Start with The Vampire Genevieve, by the estimable Jack Yeovil. At home, he’s Kim Newman. This weighy paperback is a compliation of all his Genevieve novels, and they’re grim gloomy romps with a wicked sense of humor. In the introduction, he notes that he wanted to write a book about what happened to the heroes of a fantasy epic afterwards. Tasty and moody and even a little wistful in the descriptions of the decrepit assassin-dancer and the fat old bandit king.

You could also check out his Dark Future books; I believe only Demon Download is in print. It’s not as good, but wow, that’s a post-apocalypse United States to be reckoned with. GW released Dark Future as a competitor to Car Wars, back in the day, so it’s a ruined US in the Warhammer timeline. Expect spiky crawly Chaos. Also expect mad Mormons, Vatican black ops, and very fast heavily armed cars. The later books also have Elvis. Like I said, not as well-written, but palpably insane.

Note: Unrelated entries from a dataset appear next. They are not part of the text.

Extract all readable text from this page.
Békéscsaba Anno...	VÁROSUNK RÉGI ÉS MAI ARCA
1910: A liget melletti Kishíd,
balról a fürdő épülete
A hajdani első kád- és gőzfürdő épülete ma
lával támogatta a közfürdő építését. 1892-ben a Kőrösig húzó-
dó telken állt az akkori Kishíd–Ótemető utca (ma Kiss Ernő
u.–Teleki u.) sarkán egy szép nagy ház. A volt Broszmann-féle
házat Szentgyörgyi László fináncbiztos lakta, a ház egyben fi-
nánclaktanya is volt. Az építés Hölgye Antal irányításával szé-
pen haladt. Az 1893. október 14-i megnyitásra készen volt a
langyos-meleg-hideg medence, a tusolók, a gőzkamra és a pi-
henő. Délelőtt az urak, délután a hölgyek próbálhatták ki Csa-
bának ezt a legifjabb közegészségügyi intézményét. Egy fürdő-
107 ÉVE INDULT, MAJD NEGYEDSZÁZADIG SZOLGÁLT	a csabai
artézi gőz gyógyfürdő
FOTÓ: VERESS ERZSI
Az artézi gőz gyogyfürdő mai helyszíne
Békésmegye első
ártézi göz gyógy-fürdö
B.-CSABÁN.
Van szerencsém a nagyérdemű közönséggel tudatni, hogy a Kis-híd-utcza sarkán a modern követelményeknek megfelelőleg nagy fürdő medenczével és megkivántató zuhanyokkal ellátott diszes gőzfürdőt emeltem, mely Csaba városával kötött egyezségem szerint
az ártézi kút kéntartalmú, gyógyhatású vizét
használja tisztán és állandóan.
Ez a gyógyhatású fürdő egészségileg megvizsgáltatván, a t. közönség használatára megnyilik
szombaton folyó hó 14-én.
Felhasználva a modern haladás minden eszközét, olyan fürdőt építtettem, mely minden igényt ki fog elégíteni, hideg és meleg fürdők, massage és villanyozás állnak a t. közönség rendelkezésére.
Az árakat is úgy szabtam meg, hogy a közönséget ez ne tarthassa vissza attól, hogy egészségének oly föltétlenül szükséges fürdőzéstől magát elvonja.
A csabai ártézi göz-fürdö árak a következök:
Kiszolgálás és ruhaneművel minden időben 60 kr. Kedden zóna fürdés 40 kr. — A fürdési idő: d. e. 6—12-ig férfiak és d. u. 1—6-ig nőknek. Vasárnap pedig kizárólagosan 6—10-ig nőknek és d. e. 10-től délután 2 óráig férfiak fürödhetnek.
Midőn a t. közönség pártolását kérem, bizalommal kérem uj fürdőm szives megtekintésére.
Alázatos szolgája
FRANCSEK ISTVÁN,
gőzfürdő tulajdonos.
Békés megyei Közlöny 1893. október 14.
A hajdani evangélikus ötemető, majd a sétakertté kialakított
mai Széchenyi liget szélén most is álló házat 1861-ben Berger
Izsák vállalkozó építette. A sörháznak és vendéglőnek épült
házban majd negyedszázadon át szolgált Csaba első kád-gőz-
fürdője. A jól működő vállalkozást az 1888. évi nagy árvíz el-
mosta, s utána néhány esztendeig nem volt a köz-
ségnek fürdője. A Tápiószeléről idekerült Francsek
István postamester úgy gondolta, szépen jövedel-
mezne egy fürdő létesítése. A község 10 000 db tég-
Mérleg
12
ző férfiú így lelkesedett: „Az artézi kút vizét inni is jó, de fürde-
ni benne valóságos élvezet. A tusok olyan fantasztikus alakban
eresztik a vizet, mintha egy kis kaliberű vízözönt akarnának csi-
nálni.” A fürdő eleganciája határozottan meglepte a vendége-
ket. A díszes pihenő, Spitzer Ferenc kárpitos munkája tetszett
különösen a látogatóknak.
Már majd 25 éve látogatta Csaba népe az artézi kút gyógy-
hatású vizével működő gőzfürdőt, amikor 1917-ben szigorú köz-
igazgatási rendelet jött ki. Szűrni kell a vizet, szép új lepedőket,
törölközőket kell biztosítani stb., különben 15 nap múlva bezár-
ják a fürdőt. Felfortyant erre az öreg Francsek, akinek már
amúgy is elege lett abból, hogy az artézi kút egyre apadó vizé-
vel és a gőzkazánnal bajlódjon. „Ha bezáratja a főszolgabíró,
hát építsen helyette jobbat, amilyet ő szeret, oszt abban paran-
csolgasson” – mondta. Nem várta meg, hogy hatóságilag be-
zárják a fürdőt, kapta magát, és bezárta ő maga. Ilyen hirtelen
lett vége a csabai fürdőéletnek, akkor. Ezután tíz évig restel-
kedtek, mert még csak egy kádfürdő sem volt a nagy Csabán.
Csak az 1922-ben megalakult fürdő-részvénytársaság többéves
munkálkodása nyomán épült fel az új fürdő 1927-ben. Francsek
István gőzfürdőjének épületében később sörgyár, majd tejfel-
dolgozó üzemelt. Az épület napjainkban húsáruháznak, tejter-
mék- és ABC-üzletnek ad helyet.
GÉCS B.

Stuart Moore has a new Dark Future book out: American Meat. I’m only halfway through, but it’s lovable. You know Stuart Moore as the chief editor of Vertigo Comics for a number of years. It’s hard to tell if someone’s a great writer from one of these; I can say I’m enjoying it. Who doesn’t like robot monkeys and vegetarian biker gangs? I dunno why GW is putting out more Dark Future books but I’m kinda guiltily glad they are.

Final nod goes to Honour of the Grave, by Robin Laws. Not at all bad, and it’s the first of a series, which is a plus for me when it comes to popcorn reading. There’s always something really measured and intellectual about his prose, which is an odd framework for a pulp dark fantasy novel, but it’s Warhammer so it works pretty well all in all. And hey, cool heroine. Not enough fantasy novels about graverobbers.


Speaking of sports — actually, first, a note on my previous. When your favorite athlete thanks God for the win? That’s probably not a casual reflex. Read this piece on sports as an avenue of proselytization.

Anyway. Dr. Z writes a column for Sports Illustrated on the NFL. Fun, breezy writer; well respected, he’s been around forever. Here’s a throwaway comment from him this week:

“Come in Mike H. from Wellington, New Zealand, do you read me, over? No, he doesn’t read me because I’m speaking to a piece of paper with writing on it, which shows how much I’m slipping. One more word, before I get to his question. Can you exert any influence to get the Flaming Redhead and me citizenship papers, plus help in opening an account at the Bank of NZ? If they ask what I can do, tell them I can cover rugby and do a really snappy column about the great NZ wines. Last I heard, New Zealand is a country where they don’t torture people, right?”

Just a data point.

Power of prayer

Pat Robertson said that God was punishing Sharon by sending him a stroke. We are, of course, horrified. What a cruel thing to say!

Then again, it’s in the same logical category as something that’s said every day, broadcast on TV regularly, and so on. “… and I thank God for helping us win this game.” Which is equivalent to “I thank God for making sure my opponents lost the game.” Which means God’s making choices about who wins and who loses. He’s gotta choose sides there.

Maybe it’s more reasonable to claim that God is making choices about relatively unimportant things like sporting events. But… the culture accepts the idea that God reaches down and affects the outcome of everyday events. We don’t object when an athlete makes that claim. We ought not be surprised when that claim shows up in other arenas.